What do we mean when we say “Global South”? What are the issues involved in thinking of “our own” analytical categories, “our theory” and “our politics” outside the hegemony of metropolitan centers? What is the role of capital flows when it comes to defining topics of interest? What is “situated knowledge”? What sorts of humanity and what universes are served by the Universal Declaration of Human Rights? Thirty intellectuals from Africa, Asia and Latin America met in Buenos Aires in late April, convened by an active group of local specialists, to address the ways these questions intersect with the study of the political dimensions of sexuality.
The South-South Week on Sexuality and Politics, organized by members of GES (Grupo de Estudios Sobre Sexualidades) at the Gino Germani Institute, University of Buenos Aires, and CEDES (Centro de Estudios de Estado y Sociedad), brought together scholars from Argentina, Brazil, Chile, Colombia, Mexico, Peru, Kenya, Lesotho, Nigeria, China, Hong Kong and India. An audience made up of local students, scholars, and activists filled the capacity of the Gino Germani Institute and the CEDES auditorium.

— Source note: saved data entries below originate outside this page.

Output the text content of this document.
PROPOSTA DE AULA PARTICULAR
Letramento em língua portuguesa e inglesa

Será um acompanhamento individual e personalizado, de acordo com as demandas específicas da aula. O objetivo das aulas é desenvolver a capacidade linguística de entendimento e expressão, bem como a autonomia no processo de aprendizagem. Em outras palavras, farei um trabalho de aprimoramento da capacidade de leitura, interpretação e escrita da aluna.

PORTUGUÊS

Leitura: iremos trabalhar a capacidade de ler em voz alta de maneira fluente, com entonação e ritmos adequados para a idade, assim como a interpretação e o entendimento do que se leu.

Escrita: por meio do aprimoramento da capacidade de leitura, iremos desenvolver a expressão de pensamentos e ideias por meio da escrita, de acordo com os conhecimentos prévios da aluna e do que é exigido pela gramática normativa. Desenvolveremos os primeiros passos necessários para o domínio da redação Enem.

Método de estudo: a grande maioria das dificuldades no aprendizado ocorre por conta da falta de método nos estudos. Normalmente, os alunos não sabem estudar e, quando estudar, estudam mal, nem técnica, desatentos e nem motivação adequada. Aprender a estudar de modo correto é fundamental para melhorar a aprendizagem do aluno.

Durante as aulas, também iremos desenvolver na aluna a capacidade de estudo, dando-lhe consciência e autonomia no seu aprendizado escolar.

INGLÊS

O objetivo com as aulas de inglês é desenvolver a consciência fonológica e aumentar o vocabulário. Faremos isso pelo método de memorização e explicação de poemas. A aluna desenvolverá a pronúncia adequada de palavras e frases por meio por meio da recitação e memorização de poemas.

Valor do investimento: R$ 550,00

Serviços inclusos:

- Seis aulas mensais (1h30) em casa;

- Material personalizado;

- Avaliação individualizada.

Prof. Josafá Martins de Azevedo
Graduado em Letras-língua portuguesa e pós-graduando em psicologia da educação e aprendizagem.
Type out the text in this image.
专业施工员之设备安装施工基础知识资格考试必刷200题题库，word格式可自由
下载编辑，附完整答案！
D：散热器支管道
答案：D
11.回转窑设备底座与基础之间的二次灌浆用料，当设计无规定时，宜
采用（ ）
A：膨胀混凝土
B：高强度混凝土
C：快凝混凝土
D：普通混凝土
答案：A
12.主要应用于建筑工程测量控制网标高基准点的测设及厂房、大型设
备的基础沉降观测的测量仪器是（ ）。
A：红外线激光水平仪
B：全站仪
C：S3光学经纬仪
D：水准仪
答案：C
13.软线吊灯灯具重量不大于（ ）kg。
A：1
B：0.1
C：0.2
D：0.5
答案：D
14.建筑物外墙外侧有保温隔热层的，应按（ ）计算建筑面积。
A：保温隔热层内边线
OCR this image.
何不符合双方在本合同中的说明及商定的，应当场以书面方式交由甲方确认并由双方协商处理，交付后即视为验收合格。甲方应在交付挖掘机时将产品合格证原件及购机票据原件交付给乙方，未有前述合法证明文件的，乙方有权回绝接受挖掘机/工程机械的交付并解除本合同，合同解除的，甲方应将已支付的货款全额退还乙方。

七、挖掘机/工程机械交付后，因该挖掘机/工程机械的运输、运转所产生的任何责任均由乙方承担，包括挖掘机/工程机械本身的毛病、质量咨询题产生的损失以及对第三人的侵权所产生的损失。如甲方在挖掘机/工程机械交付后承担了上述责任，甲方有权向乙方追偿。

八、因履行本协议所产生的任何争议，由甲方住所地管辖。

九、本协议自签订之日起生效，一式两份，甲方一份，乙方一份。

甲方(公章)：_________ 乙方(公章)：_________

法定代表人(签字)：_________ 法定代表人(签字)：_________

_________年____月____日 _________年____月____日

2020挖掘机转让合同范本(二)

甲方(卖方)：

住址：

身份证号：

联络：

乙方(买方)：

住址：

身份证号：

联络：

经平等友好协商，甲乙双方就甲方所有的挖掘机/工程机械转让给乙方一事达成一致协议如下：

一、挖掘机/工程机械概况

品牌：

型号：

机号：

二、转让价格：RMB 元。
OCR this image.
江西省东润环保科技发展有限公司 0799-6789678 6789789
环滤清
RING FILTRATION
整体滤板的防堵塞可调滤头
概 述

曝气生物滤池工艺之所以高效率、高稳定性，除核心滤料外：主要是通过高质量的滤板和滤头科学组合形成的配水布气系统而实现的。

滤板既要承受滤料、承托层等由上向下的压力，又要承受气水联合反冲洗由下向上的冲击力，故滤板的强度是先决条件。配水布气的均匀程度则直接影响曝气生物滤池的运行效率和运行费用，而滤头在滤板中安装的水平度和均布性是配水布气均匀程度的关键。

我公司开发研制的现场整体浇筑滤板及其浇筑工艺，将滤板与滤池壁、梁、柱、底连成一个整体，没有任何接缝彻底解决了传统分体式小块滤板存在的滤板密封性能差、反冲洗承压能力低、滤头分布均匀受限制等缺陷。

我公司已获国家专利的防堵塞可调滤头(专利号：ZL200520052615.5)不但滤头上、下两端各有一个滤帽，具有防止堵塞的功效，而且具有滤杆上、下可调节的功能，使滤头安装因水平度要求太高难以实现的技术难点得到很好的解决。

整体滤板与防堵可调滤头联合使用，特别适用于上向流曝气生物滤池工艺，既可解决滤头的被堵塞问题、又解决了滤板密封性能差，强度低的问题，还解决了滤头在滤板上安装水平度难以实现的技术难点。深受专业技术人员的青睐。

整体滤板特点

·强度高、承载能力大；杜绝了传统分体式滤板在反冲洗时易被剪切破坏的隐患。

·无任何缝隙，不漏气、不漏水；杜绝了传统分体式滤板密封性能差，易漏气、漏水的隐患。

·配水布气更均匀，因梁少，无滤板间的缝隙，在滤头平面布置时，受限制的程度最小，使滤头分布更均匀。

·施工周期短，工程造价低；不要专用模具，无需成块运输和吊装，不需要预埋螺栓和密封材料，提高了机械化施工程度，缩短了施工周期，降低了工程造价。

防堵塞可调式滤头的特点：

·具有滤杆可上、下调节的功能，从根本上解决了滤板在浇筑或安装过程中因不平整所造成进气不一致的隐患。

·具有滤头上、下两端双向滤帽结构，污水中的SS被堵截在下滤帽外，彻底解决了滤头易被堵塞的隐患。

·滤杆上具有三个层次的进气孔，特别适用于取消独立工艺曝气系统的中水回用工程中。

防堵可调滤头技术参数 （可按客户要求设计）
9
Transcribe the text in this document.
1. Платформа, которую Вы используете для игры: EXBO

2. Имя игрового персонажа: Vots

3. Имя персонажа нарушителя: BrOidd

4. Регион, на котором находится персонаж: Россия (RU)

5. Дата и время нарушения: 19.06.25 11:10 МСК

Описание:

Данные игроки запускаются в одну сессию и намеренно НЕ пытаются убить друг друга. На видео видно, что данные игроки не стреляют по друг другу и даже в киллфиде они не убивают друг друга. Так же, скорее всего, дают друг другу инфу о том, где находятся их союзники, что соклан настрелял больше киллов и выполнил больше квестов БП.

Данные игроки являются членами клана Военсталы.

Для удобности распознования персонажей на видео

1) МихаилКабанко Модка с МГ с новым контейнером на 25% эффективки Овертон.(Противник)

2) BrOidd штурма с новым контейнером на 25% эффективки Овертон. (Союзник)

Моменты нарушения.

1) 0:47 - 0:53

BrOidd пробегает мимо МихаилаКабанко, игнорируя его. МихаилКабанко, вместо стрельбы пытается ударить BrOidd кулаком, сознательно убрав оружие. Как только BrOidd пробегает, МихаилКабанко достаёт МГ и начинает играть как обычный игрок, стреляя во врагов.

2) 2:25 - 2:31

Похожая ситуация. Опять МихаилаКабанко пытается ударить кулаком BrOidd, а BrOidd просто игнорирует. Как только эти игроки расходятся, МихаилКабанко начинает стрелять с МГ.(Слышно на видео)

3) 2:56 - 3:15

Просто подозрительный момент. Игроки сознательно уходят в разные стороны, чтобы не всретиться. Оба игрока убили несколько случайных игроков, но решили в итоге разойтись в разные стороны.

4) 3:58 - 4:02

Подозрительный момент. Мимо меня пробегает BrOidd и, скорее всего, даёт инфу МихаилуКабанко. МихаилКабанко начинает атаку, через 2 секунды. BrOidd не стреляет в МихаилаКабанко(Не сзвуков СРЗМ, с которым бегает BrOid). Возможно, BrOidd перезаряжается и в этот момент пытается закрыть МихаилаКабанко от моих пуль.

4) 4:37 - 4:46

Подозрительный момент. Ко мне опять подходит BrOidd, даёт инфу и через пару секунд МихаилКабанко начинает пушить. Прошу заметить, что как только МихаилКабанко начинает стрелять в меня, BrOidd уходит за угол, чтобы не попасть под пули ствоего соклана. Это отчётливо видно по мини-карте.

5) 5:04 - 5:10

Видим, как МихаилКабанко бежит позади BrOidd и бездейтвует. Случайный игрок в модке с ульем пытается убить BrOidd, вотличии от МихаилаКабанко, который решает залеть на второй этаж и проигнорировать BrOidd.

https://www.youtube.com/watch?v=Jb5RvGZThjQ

From a variety of political, educational and research fields, speakers discussed the connections between sexualities, gender, politics, rights, social movements, health, and structural inequalities, while questioning Western European and North American hegemony in the production and circulation of knowledge. The seminar was successful in facilitating a dialogue about theories and methodologies, as well as addressing situational aspects of research on the political dimensions of sexuality in heterogeneous yet comparable contexts: democracies in the making whose concerns include social and erotic justice – an opportunity due to the legacy of feminism and LGBT movements’ legitimate claim to partnership in social struggles, as well as to gender and sexuality studies’ earned status in scholarly research and university curricula.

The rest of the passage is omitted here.